Este martes, en el Palacio del Temple de Valencia, hubo un acto cerrado del que participaron el presidente de la Generalitat local, Ximo Puig, varios ministros y los descendientes directos de Miguel Hernández. Fue un acto de desagravio al poeta que, condenado a cadena perpetua por el franquismo, escribió encarcelado la última parte de su obra, una de las más altas del siglo XX. No es una obra en el aire la de Miguel Hernández. Es una obra cuyas raíces yacen bajo tierra, como miles y miles de españoles que soñaron y quisieron llevar adelante su república.
La república de los republicanos españoles no es la que está en boca de los que hoy aquí (o en Estados Unidos o en Brasil o en Colombia o en otros países) la pronuncian junto con otra, corrupción. Los ladrones de guante blanco y multitudes alteradas las repiten a los gritos, como si realmente estuvieran reclamando república y honestidad. Esas dos palabras forman parte de un pack, un combo, una oferta envasada al vacío, una tracción de góndola comunicacional, un recurso retórico que les permita creer, a quienes compran el producto, que “luchan” por algo que tiene sentido. Y no es cierto. No es materia opinable. Hay cuerpos del delito y es necesario un poder judicial que vuelva a ponerle la venda en los ojos a la mujer que sostiene la balanza.

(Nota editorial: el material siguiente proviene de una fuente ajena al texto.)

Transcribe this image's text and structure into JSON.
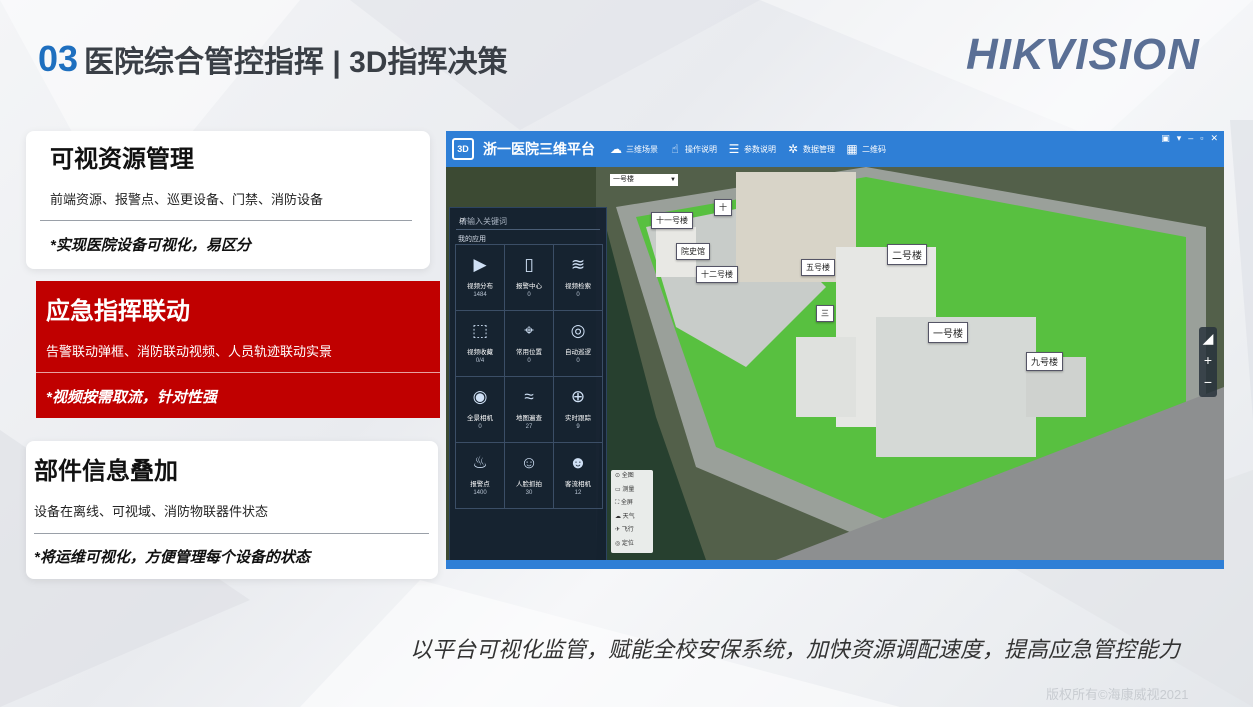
{
  "slide": {
    "number": "03",
    "title": "医院综合管控指挥 | 3D指挥决策",
    "logo": "HIKVISION",
    "slogan": "以平台可视化监管，赋能全校安保系统，加快资源调配速度，提高应急管控能力",
    "copyright": "版权所有©海康威视2021"
  },
  "cards": [
    {
      "heading": "可视资源管理",
      "desc": "前端资源、报警点、巡更设备、门禁、消防设备",
      "summary": "*实现医院设备可视化，易区分"
    },
    {
      "heading": "应急指挥联动",
      "desc": "告警联动弹框、消防联动视频、人员轨迹联动实景",
      "summary": "*视频按需取流，针对性强"
    },
    {
      "heading": "部件信息叠加",
      "desc": "设备在离线、可视域、消防物联器件状态",
      "summary": "*将运维可视化，方便管理每个设备的状态"
    }
  ],
  "app": {
    "badge": "3D",
    "title": "浙一医院三维平台",
    "menu": [
      {
        "icon": "cloud-icon",
        "label": "三维场景"
      },
      {
        "icon": "hand-icon",
        "label": "操作说明"
      },
      {
        "icon": "sliders-icon",
        "label": "参数说明"
      },
      {
        "icon": "network-icon",
        "label": "数据管理"
      },
      {
        "icon": "qrcode-icon",
        "label": "二维码"
      }
    ],
    "search_placeholder": "请输入关键词",
    "my_apps_label": "我的应用",
    "floor_select": "一号楼",
    "apps": [
      {
        "icon": "video-distribution-icon",
        "glyph": "▶",
        "label": "视频分布",
        "count": "1484"
      },
      {
        "icon": "alarm-center-icon",
        "glyph": "▯",
        "label": "报警中心",
        "count": "0"
      },
      {
        "icon": "video-search-icon",
        "glyph": "≋",
        "label": "视频检索",
        "count": "0"
      },
      {
        "icon": "video-favorites-icon",
        "glyph": "⬚",
        "label": "视频收藏",
        "count": "0/4"
      },
      {
        "icon": "common-location-icon",
        "glyph": "⌖",
        "label": "常用位置",
        "count": "0"
      },
      {
        "icon": "auto-patrol-icon",
        "glyph": "◎",
        "label": "自动巡逻",
        "count": "0"
      },
      {
        "icon": "panorama-camera-icon",
        "glyph": "◉",
        "label": "全景相机",
        "count": "0"
      },
      {
        "icon": "map-track-icon",
        "glyph": "≈",
        "label": "地图遍查",
        "count": "27"
      },
      {
        "icon": "realtime-track-icon",
        "glyph": "⊕",
        "label": "实时跟踪",
        "count": "9"
      },
      {
        "icon": "alarm-point-icon",
        "glyph": "♨",
        "label": "报警点",
        "count": "1400"
      },
      {
        "icon": "face-capture-icon",
        "glyph": "☺",
        "label": "人脸抓拍",
        "count": "30"
      },
      {
        "icon": "passenger-camera-icon",
        "glyph": "☻",
        "label": "客流相机",
        "count": "12"
      }
    ],
    "tools": [
      "全图",
      "测量",
      "全屏",
      "天气",
      "飞行",
      "定位"
    ],
    "building_labels": [
      "十一号楼",
      "十",
      "院史馆",
      "十二号楼",
      "五号楼",
      "二号楼",
      "三",
      "一号楼",
      "九号楼"
    ],
    "zoom": [
      "◢",
      "+",
      "−"
    ],
    "window_controls": [
      "▣",
      "▾",
      "–",
      "▫",
      "✕"
    ]
  }
}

Quedan esas palabras, que intentan ser robadas junto a la connotación altiva y honrada que le han dejado adherida a cada letra hombres y mujeres que pelearon por ella y ofrecieron sus vidas. Y como ellos odian tanto, en España han llegado casi sintomáticamente a meterse con los versos de un muchacho que creció cuidando cabras en Orihuela, su pueblo y el de Ramón Sijé, el que se le murió un día como del rayo.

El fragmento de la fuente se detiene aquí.